Harrington gapes at him, then his expression goes hard and he slams both hands on the bench, looming towards Billy. His prepared speech gets tossed out the window. "You know what? Fine. Keep being a bastard for all I care. Hang out with douchebags who drive you into the dirt, drink to solve your problems, screw up every relationship you ever have. The rest of us are gonna get on with our lives and have proper friends."
"Is that what you're offering right now? Friendship?"
"What, no!" Harrington is positively horrified. "Who would be friends with a violent Rob Lowe wannabe?"
"You're not so flash yourself, sunshine," Billy shoots back. "Ever since Nancy dumped your ass, your only friends are a bunch of middle schoolers, am I right?"
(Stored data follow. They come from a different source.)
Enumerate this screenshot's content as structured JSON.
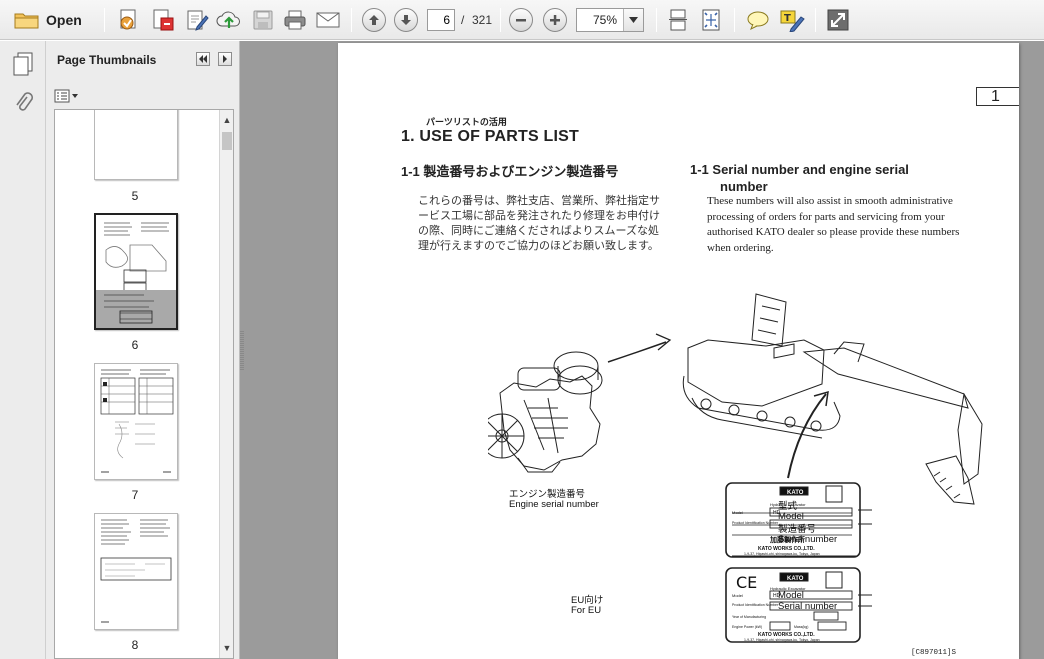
{
  "toolbar": {
    "open_label": "Open",
    "current_page": "6",
    "page_separator": "/",
    "total_pages": "321",
    "zoom": "75%"
  },
  "thumbnails": {
    "title": "Page Thumbnails",
    "items": [
      {
        "label": "5"
      },
      {
        "label": "6"
      },
      {
        "label": "7"
      },
      {
        "label": "8"
      }
    ]
  },
  "document": {
    "page_number": "1",
    "jp_subtitle": "パーツリストの活用",
    "section_title": "1.  USE OF PARTS LIST",
    "jp_heading": "1-1  製造番号およびエンジン製造番号",
    "en_heading": "1-1  Serial number and engine serial number",
    "jp_body": "これらの番号は、弊社支店、営業所、弊社指定サービス工場に部品を発注されたり修理をお申付けの際、同時にご連絡くださればよりスムーズな処理が行えますのでご協力のほどお願い致します。",
    "en_body": "These numbers will also assist in smooth administrative processing of orders for parts and servicing from your authorised KATO dealer so please provide these numbers when ordering.",
    "engine_label_jp": "エンジン製造番号",
    "engine_label_en": "Engine serial number",
    "model_label_jp": "型式",
    "model_label_en": "Model",
    "serial_label_jp": "製造番号",
    "serial_label_en": "Serial number",
    "eu_label_jp": "EU向け",
    "eu_label_en": "For EU",
    "eu_model_label": "Model",
    "eu_serial_label": "Serial number",
    "plate": {
      "brand": "KATO",
      "type": "Hydraulic Excavator",
      "model_field": "Model",
      "model_value": "HD",
      "product_id": "Product Identification Number",
      "maker_jp": "加藤製作所",
      "maker_en": "KATO WORKS CO.,LTD.",
      "address": "1-9-37, Higashi-ohi, shinagawa-ku, Tokyo, Japan",
      "ce": "CE",
      "year": "Year of Manufacturing",
      "engine_power": "Engine Power (kW)",
      "mass": "Mass(kg)"
    },
    "footer_code": "[C897011]S"
  }
}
"One of them is your sister, who likes me more than she likes you. Do you even have any friends?"
"Step-sister. Friends are for suckers. Learn to live on your own two feet, Harrington."
"Ain't that depressing," Harrington mutters. He goes back to sanding the bottom of the third drawer. Billy scowls and tries to yank the chisel out of the bench. It doesn't budge. Harrington snickers. Billy backhands him in the temple. Harrington smacks him right back.
A minute later, Billy has freed the chisel and is ripping into Harrington for his terrible woodworking abilities, while Harrington gives it right back with pointed comments on how Billy's bad attitude scares away anyone half decent, which isn't true, considering he's managed to scare away Tommy H and Carol, and Asher Strange made him oatmeal for breakfast, but he's not about to admit that to Harrington.
Somewhere over the next three hours of their extended Shop class, Billy and Harrington reach an understanding. All their anger at the injustice of their lives is poured out on each other with the knowledge that no matter what they say, it won't change the other's opinion. They already hate each other. Might as well make use of it.
Symbiotic antagonists is one description of their budding relationship. Friends is another.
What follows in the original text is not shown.